2. Second half collapse

Seemingly initiated by the curse of the trade deadline (Curse of the Gumballo as I like to call it), the Yankees followed up their historic first half with a prolonged second-half slide that threatened to wipe out a 15.5-game lead in the division. Sending Joey Gallo and Jordan Montgomery away at the deadline felt like it put a hex on the team for those of us who may be of a superstitious persuasion. From August 2nd onward, they finished the season 29-29, a stretch that included a sweep by the Cardinals, a putrid 3-14 streak, and a 1-6 record during a West Coast road trip that should have included easy series wins over the A’s and Angels. They did finish the season 20-9 to comfortably win the AL East, but many of the issues that precipitated such a poor second half would go on to plague the team in the postseason.

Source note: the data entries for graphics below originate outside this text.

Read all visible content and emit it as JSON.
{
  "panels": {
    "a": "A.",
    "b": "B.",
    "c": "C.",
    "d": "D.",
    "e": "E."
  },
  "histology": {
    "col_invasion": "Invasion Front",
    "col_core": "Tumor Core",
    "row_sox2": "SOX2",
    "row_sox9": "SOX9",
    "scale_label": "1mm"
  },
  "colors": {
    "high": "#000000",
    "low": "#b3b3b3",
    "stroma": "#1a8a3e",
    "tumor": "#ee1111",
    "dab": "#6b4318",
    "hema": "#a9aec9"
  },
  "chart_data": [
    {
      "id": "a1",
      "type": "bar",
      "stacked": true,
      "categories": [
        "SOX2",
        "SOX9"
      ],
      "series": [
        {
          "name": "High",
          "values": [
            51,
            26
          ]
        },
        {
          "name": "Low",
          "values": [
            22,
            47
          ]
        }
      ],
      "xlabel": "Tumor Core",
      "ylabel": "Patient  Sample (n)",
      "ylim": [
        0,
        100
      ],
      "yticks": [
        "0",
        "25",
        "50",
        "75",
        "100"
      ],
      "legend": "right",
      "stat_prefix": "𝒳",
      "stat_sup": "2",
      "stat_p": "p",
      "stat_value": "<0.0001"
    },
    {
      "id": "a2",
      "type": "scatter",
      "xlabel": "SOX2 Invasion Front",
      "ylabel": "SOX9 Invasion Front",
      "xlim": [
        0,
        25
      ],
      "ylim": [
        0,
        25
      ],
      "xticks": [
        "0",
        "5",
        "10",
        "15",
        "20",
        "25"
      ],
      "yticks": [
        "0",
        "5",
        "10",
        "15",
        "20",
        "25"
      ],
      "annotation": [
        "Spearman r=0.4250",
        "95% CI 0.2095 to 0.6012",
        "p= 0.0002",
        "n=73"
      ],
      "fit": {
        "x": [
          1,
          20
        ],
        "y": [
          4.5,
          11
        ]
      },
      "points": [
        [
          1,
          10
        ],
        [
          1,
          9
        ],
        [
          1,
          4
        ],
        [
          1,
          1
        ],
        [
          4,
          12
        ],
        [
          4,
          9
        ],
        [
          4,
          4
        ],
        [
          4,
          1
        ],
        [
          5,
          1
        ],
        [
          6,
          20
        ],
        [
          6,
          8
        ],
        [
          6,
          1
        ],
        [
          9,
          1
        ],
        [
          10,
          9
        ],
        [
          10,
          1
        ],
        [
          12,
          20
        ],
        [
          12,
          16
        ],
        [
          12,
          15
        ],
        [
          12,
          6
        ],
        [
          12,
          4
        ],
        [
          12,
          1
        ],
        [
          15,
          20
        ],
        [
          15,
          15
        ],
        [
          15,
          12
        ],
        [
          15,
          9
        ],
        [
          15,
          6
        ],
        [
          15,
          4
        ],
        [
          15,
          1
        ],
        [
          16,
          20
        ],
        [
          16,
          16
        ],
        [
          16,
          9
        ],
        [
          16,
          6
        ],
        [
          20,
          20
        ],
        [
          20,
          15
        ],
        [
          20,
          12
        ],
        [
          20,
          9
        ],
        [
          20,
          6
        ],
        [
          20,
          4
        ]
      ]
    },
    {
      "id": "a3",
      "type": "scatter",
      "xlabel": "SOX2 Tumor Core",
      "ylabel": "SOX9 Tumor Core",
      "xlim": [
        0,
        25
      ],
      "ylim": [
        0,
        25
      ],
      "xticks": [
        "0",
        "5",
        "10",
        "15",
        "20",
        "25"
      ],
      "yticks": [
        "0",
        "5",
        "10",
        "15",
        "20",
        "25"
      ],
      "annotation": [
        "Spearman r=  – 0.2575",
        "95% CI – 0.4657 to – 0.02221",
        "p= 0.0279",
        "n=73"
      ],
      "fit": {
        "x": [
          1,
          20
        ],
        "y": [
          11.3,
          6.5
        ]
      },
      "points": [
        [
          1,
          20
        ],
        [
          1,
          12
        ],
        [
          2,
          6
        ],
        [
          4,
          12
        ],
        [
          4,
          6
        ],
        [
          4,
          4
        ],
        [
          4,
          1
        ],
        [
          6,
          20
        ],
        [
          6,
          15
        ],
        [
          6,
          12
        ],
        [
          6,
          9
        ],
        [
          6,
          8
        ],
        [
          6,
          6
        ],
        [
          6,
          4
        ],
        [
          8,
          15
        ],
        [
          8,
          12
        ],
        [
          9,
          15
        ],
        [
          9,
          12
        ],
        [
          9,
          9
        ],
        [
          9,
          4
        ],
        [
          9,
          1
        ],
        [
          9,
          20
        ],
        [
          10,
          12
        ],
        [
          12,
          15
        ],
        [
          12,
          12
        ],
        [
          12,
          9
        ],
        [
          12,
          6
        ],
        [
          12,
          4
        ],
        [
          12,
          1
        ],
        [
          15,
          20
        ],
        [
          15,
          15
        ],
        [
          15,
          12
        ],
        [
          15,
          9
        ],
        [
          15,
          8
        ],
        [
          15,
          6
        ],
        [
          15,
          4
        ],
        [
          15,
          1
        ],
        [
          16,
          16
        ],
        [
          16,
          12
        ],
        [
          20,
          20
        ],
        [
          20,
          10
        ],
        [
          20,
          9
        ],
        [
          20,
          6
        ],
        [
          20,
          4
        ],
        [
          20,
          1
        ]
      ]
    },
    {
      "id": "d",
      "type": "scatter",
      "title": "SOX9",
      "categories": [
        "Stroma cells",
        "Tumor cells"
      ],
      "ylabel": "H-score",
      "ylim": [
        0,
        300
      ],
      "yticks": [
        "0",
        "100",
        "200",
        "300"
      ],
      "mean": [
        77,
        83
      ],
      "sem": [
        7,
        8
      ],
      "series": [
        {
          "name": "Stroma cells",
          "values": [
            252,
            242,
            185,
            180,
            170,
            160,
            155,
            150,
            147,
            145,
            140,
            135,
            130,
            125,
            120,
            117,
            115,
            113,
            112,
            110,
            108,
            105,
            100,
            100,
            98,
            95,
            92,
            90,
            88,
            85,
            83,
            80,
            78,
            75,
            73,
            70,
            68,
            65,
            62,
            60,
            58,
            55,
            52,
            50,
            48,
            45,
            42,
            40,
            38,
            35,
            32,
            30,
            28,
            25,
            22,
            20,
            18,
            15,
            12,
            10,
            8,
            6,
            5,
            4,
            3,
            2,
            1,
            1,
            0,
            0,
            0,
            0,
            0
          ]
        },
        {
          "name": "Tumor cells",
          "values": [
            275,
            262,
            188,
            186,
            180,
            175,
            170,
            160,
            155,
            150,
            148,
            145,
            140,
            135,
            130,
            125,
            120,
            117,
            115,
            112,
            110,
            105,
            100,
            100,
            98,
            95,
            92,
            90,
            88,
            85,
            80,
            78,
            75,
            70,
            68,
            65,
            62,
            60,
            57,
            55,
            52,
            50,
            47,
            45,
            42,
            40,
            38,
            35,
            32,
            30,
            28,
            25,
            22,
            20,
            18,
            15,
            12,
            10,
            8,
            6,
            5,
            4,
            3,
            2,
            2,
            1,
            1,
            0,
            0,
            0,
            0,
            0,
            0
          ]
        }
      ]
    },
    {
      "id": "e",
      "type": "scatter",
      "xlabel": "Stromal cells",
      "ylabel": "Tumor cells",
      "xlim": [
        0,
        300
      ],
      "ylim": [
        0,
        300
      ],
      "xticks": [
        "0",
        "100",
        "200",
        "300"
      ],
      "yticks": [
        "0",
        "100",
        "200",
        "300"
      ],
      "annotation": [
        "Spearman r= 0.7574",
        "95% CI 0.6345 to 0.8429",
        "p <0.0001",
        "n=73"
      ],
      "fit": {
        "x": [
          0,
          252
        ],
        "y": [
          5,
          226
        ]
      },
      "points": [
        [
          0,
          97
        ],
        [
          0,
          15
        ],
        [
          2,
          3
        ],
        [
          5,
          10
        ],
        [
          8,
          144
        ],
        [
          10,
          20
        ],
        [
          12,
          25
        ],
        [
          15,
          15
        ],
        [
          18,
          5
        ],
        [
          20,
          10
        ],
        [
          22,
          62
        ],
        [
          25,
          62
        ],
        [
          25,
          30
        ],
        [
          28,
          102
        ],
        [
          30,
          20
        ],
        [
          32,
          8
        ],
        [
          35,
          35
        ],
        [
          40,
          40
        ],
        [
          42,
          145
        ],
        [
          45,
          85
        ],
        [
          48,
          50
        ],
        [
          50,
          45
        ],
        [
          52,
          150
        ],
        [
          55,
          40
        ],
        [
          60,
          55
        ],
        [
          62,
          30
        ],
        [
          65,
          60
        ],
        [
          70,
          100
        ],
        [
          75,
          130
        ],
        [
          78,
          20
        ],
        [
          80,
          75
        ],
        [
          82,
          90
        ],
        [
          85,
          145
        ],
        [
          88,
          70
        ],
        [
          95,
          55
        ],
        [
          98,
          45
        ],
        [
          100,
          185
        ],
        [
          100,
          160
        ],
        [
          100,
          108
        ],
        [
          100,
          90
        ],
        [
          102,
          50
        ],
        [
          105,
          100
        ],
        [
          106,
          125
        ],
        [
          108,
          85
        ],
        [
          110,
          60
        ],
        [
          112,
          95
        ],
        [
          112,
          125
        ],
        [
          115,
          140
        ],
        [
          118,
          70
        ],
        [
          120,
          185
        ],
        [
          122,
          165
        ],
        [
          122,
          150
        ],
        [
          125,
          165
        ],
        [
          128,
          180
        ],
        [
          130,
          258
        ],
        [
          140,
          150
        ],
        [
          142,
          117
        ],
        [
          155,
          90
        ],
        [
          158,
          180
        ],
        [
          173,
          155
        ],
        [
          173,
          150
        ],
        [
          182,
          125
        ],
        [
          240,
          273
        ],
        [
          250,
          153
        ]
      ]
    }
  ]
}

1. Swept by the Astros in the ALCS

Facing the Astros in the ALCS for the third time since 2017 was always going to be a stern test, but I don’t think anyone saw the Yankees getting so outclassed en route to being swept in four games. They didn’t exactly put themselves in a prime position to win by scoring four runs across the first three games of the series, and even when they did score in Game 4, poor pitching and sloppy defense were there undoing. And as if fate had one final twist of the dagger for Yankees fans, the final play of the ALCS saw Aaron Judge softly ground out — emblematic of his immensely disappointing postseason performance — in what could be his final at-bat in pinstripes.